Memory Error Numpy/Python Euclidean Distance

I'm trying to run a K-Means Clustering algorithm with numpy and python, but keep running into a memory error if I use larger values of K (anything greater than 10 seems to result in the error). I have two numpy arrays of size [42000,784] (the dataset) and [K,784] (the centroids). The memory error occurs when calculating the euclidean distance between each of the centroids and each of the data points. This is the function I have been using:

def dist(a,b):
    a = a[np.newaxis,:,:]
    b = b[:,np.newaxis,:]
    dist = np.linalg.norm((a-b), axis=2) 
    return dist

Is this a memory leak or do I legitimately not have enough memory (I have 8GB)? How can I fix this?

Solution

scipy has built-in functions for distance computations, which are lightning fast compared to home made implementations.

So, the first idea is to replace your whole distance function by the following expression:

from numpy.random import rand
from scipy.spatial import distance

# sample data
a = randn(42000, 784
b = randn(256, 784)

# distance computation
dist = distance.cdist(a, b, metric='euclidean')    # about 8.02 s on 
                                                   # my 8 GB RAM machine

Note that dist in this example is transposed according to your example. If you want to the shape of your example just do dist = distance.cdist(a, b).T.

It is further possible to speed-up the computation a little by omitting the square root operation. You may accomplish this by dist = distance.cdist(a, b, metric='sqeuclidean').

This whole approach does not greatly reduce memory consumption but it takes the memory only for a few seconds.
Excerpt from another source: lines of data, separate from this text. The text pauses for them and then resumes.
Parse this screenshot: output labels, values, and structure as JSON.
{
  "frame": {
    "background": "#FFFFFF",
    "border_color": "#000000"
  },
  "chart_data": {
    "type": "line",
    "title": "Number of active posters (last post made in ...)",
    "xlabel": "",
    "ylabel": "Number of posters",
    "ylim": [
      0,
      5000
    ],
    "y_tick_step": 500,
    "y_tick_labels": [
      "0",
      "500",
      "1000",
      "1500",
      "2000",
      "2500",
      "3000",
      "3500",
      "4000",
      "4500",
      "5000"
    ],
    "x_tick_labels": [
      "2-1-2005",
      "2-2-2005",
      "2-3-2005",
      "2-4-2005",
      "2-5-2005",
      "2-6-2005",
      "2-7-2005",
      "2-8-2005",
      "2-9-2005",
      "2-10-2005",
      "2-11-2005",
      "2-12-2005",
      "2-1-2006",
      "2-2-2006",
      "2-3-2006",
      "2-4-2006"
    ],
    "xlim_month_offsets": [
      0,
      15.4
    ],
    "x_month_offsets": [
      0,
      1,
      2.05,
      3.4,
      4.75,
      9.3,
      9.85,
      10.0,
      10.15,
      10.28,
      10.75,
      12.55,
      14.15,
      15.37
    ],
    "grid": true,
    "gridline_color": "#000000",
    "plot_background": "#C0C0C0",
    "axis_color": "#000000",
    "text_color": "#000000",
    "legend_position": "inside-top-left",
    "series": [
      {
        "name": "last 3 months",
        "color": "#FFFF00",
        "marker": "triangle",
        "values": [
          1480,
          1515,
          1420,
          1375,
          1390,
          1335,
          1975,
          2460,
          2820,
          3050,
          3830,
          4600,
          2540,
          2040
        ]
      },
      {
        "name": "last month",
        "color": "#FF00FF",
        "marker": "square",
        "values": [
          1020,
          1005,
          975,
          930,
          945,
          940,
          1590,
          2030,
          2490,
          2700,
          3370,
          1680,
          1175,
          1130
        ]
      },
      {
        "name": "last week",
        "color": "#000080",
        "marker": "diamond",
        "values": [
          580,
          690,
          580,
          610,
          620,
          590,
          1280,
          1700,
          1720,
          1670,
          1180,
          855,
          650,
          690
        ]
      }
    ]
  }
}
The second idea is to not use home made implementations at all, but some reliabe third party packages, like the well-knwon Scikit Learn:

from sklear.cluster import KMeans
a = randn(4200, 200)

km = KMeans(n_clusters=256)
km.fit(a)                    # about 10 s

One of several advantages of this implementation is, that it automatically decides how to compute the distances so that it does not blow your memory.